La relación entre Estados Unidos, China y Rusia es más disfuncional que nunca”, decía un pesimista secretario general de la ONU en 2020, en el aniversario de las Naciones Unidas en plena pandemia del covid-19. Un anticipo de un orden internacional cada vez más tensionado, donde potencias emergentes como China reclamaban un mayor protagonismo, Estados Unidos intentaba equilibrar su agitado panorama doméstico con su influencia global y Rusia continuaba transformándose en un actor incómodo para Occidente. Distintas “placas tectónicas” en movimiento que terminaron con el terremoto de la reciente guerra de Rusia en Ucrania, en pleno siglo XXI.
Esta ilegítima acción militar, inesperada por su intensidad y duración en el tiempo, abre muchas interrogantes, pero una de ellas es más bien una constatación de la realidad: el sistema internacional, como lo conocemos, no da para más.

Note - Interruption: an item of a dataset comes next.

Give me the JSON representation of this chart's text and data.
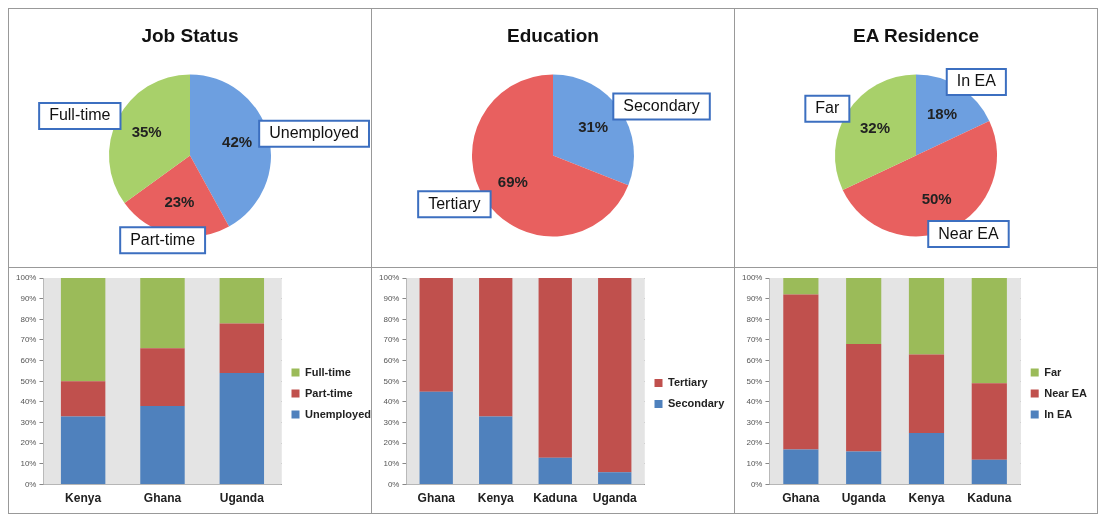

La poca relevancia de la ONU en el conf licto actual, cuyo Consejo de Seguridad se encuentra paralizado, se suma a las dificultades en el pasado de otros organismos como la OMC ante la guerra comercial y la hasta hace poco cuestionada (y hoy revitalizada) OTAN, donde el propio Trump y Macron llegaron a calificarla de “obsoleta” o con “muerte cerebral”.

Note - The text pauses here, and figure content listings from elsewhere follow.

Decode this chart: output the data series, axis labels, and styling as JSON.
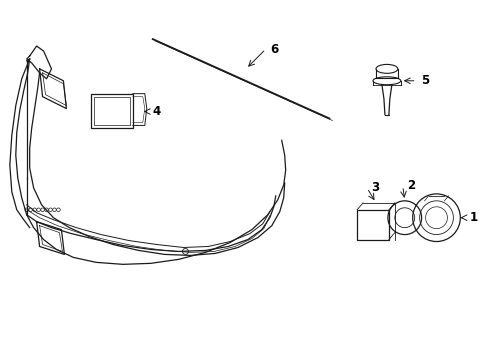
{
  "bg_color": "#ffffff",
  "line_color": "#1a1a1a",
  "label_color": "#000000",
  "fig_width": 4.9,
  "fig_height": 3.6,
  "dpi": 100
}
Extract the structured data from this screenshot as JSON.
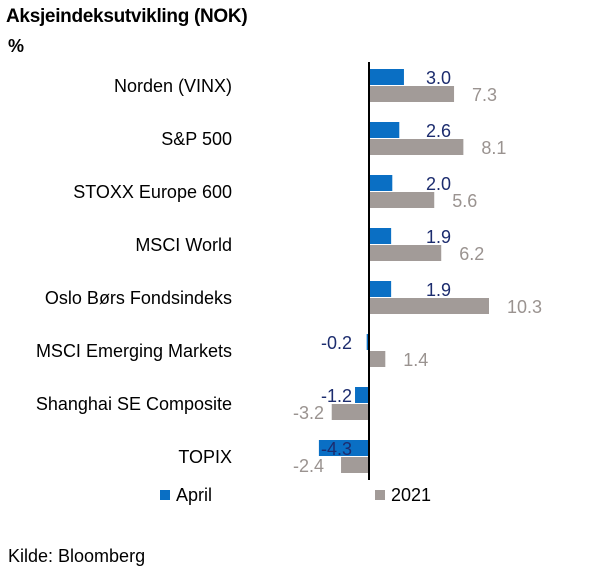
{
  "title": "Aksjeindeksutvikling (NOK)",
  "unit": "%",
  "source": "Kilde: Bloomberg",
  "colors": {
    "april": "#0a6fc4",
    "y2021": "#a29b98",
    "april_label": "#1c2c6e",
    "y2021_label": "#9a9390",
    "axis": "#000000"
  },
  "chart_data": {
    "type": "bar",
    "orientation": "horizontal",
    "title": "Aksjeindeksutvikling (NOK)",
    "unit": "%",
    "categories": [
      "Norden (VINX)",
      "S&P 500",
      "STOXX Europe 600",
      "MSCI World",
      "Oslo Børs Fondsindeks",
      "MSCI Emerging Markets",
      "Shanghai SE Composite",
      "TOPIX"
    ],
    "series": [
      {
        "name": "April",
        "values": [
          3.0,
          2.6,
          2.0,
          1.9,
          1.9,
          -0.2,
          -1.2,
          -4.3
        ]
      },
      {
        "name": "2021",
        "values": [
          7.3,
          8.1,
          5.6,
          6.2,
          10.3,
          1.4,
          -3.2,
          -2.4
        ]
      }
    ],
    "value_labels": [
      [
        "3.0",
        "2.6",
        "2.0",
        "1.9",
        "1.9",
        "-0.2",
        "-1.2",
        "-4.3"
      ],
      [
        "7.3",
        "8.1",
        "5.6",
        "6.2",
        "10.3",
        "1.4",
        "-3.2",
        "-2.4"
      ]
    ],
    "legend": "bottom",
    "grid": false
  }
}
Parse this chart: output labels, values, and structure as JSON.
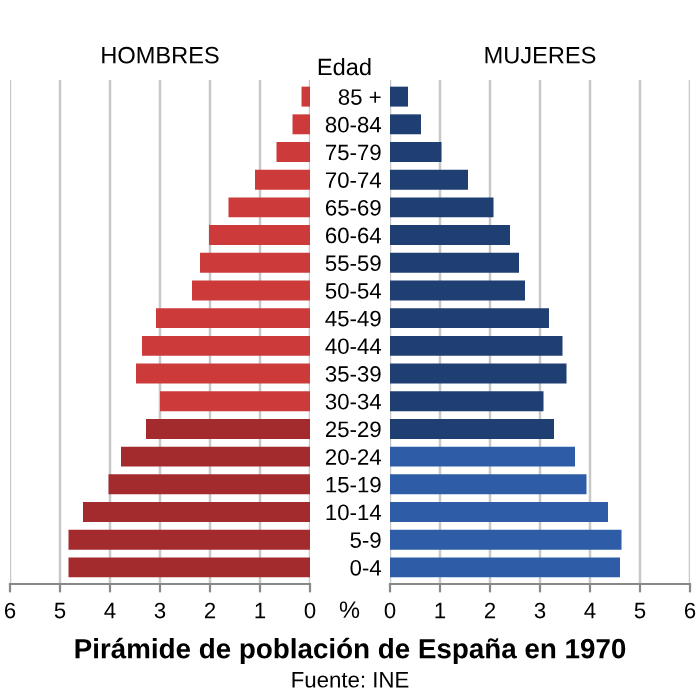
{
  "chart_data": [
    {
      "type": "bar",
      "orientation": "horizontal",
      "title": "HOMBRES",
      "categories": [
        null,
        null,
        null,
        null,
        null,
        null,
        null,
        null,
        null,
        null,
        null,
        null,
        null,
        null,
        null,
        null,
        null,
        null
      ],
      "series": [
        {
          "values": [
            0.17,
            0.35,
            0.67,
            1.1,
            1.63,
            2.02,
            2.2,
            2.36,
            3.08,
            3.36,
            3.48,
            3.0,
            3.28,
            3.78,
            4.03,
            4.54,
            4.83,
            4.83
          ],
          "colors": [
            "#cc3a3a",
            "#cc3a3a",
            "#cc3a3a",
            "#cc3a3a",
            "#cc3a3a",
            "#cc3a3a",
            "#cc3a3a",
            "#cc3a3a",
            "#cc3a3a",
            "#cc3a3a",
            "#cc3a3a",
            "#cc3a3a",
            "#a32b2e",
            "#a32b2e",
            "#a32b2e",
            "#a32b2e",
            "#a32b2e",
            "#a32b2e"
          ]
        }
      ],
      "xlim": [
        6,
        0
      ],
      "xticks": [
        6,
        5,
        4,
        3,
        2,
        1,
        0
      ],
      "grid": "x",
      "tick_labels": "x",
      "annotations": [
        "Pirámide de población de España en 1970",
        "Fuente: INE"
      ]
    },
    {
      "type": "bar",
      "orientation": "horizontal",
      "title": "MUJERES",
      "ylabel": "Edad",
      "xlabel": "%",
      "categories": [
        "85 +",
        "80-84",
        "75-79",
        "70-74",
        "65-69",
        "60-64",
        "55-59",
        "50-54",
        "45-49",
        "40-44",
        "35-39",
        "30-34",
        "25-29",
        "20-24",
        "15-19",
        "10-14",
        "5-9",
        "0-4"
      ],
      "series": [
        {
          "values": [
            0.36,
            0.62,
            1.03,
            1.56,
            2.07,
            2.4,
            2.58,
            2.7,
            3.18,
            3.45,
            3.53,
            3.07,
            3.28,
            3.7,
            3.93,
            4.36,
            4.63,
            4.6
          ],
          "colors": [
            "#1f3f73",
            "#1f3f73",
            "#1f3f73",
            "#1f3f73",
            "#1f3f73",
            "#1f3f73",
            "#1f3f73",
            "#1f3f73",
            "#1f3f73",
            "#1f3f73",
            "#1f3f73",
            "#1f3f73",
            "#1f3f73",
            "#2e5ca6",
            "#2e5ca6",
            "#2e5ca6",
            "#2e5ca6",
            "#2e5ca6"
          ]
        }
      ],
      "xlim": [
        0,
        6
      ],
      "xticks": [
        0,
        1,
        2,
        3,
        4,
        5,
        6
      ],
      "grid": "x"
    }
  ]
}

La impotencia del sistema internacional –nítida en la guerra actual– ha sido incapaz de controlar los ímpetus rusos, así como en el pasado no pudo contener la confrontación comercial sino-americana ni la invasión de Estados Unidos a Irak. La cruda realidad es que este orden internacional basado en reglas es incapaz de frenar la voluntad de una potencia; solo otra potencia o un conjunto de ellas puede hacerlo. La pérdida de relevancia del ordenamiento internacional también se manifiesta en la forma de actuación de las potencias aliadas contra Rusia: Una acción colectiva, incluso coordinada a nivel de sanciones económicas y apoyo militar a Kyev, pero sin mayor comunicación con organismos internacionales como la ONU. Esta forma de actuación, donde los organismos y el derecho internacional se transforman en meros espectadores, envuelve riesgos, especialmente para naciones pequeñas y medianas que quedan a merced de “la ley del más fuerte”. ¿Cómo combatir esta creciente incapacidad del sistema internacional? Primero, hay que partir por la autocrítica de las propias organizaciones. Excesiva burocracia para administrar presupuestos, problemas de accountability en la cooperación internacional, falta de diversidad política y una agenda muchas veces distante de los ciudadanos. Los organismos siguen operando bajo la misma lógica de las últimas siete décadas, pero poco conectada con los nuevos tiempos. El segundo desafío, y fundamental, es el de las propias potencias. Al final del día, una nueva arquitectura en el orden internacional será el resultado de lo que las potencias quieran que sea. Los organismos internacionales son relevantes en la medida que cuentan con el compromiso de estas y el derecho internacional se revitalizará siempre y cuando los grandes partan predicando con el ejemplo. Esto significará concesiones de lado y lado, reconociendo el rebalance del poder en las últimas décadas, pero trazando líneas más claras en materia de seguridad y defensa de los derechos humanos.
La disfuncionalidad actual hace difícil acometer esta tarea. Pero no queda otra alternativa. No solo las aflicciones actuales de la guerra, de la pandemia y de una frágil economía requerirán coordinación global. Lo serán también la crisis humanitaria, las nuevas estrategias de seguridad alimentaria y energética, el desarrollo sostenible o la lucha contra las nuevas formas de terrorismo. Ninguna de estas tareas se puede abordar con éxito en la disfuncionalidad de estos tiempos. Y mientras el mundo siga avanzando hacia su fragmentación y la percepción de desorden siga aumentando, la contención de riesgos bélicos será cada vez más difícil. Que la tragedia actual sirva de lección.